B. Mandate one more year of STAR testing while simultaneously giving students a new pilot test and requiring teachers to learn the new Common Core curriculum.
C. Dump the STAR test now, and allow teachers and students to focus on learning and adjusting to Common Core in preparation for the first official round of testing in spring 2015.
The common sense answer is C. And after much debate, it appears California may be moving in that direction. But if that effort fails, California will continue on a path toward both A and B, meaning more time, money and energy wasted on a testing program that's already headed for the shelf.
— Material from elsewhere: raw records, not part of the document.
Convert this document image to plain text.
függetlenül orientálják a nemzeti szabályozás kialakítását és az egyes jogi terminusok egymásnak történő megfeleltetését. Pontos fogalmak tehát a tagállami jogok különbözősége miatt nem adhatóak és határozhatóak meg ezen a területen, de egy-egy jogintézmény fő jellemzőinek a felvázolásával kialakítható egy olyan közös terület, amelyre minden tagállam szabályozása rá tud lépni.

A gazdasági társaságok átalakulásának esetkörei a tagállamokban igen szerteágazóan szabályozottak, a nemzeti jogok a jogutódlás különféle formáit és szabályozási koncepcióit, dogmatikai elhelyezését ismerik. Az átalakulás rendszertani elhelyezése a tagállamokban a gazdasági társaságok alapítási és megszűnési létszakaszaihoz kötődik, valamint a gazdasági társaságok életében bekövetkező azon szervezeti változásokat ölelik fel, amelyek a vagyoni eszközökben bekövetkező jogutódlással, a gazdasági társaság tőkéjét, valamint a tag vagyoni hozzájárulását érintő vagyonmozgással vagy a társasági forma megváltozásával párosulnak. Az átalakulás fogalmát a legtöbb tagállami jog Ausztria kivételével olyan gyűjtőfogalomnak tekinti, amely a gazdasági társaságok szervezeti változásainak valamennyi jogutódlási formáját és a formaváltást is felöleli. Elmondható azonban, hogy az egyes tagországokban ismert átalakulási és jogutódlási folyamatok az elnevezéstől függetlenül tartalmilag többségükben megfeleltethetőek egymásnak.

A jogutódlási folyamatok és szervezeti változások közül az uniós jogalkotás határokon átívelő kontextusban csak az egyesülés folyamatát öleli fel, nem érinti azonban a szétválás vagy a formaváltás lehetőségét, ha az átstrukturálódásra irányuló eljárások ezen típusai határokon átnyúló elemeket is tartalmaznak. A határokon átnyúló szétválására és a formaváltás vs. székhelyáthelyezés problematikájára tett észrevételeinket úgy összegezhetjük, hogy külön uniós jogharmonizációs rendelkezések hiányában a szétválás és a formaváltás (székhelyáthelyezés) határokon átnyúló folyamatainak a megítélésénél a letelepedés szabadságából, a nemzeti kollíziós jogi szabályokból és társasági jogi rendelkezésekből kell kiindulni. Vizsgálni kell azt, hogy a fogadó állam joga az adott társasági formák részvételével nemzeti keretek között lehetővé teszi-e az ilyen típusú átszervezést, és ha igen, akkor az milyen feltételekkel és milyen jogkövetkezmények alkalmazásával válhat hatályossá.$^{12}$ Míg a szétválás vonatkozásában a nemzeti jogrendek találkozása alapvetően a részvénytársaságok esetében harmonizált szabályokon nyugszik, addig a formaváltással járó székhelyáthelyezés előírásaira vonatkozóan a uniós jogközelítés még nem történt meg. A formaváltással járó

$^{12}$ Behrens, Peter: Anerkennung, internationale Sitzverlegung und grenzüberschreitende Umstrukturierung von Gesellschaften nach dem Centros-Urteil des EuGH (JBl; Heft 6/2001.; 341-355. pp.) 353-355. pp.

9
A bill working its way through the state Legislature would allow all districts in the state to accelerate the schedule. AB 484 by Assemblywoman Susan Bonilla, D-Concord, would officially replace the STAR program with the new Measurement of Academic Performance and Progress system. The bill, which has been approved in the Assembly and is now in the state Senate, makes sense. By suspending STAR, it would allow teachers and students to focus on the new program, giving more credibility and more meaning to pilot testing this spring. Moreover, it would allow students and parents to get a better understanding of Common Core, a new curriculum that will replace the education and testing systems set up in response to the federal No Child Left Behind program established in 2001.
Under No Child Left Behind, 100 percent of all students were supposed to be proficient or advanced in specific subject areas by next spring. California made great progress on test scores. But given the poverty, mobility and language barriers that plague student populations in many school districts, it was an unrealistic goal from the start.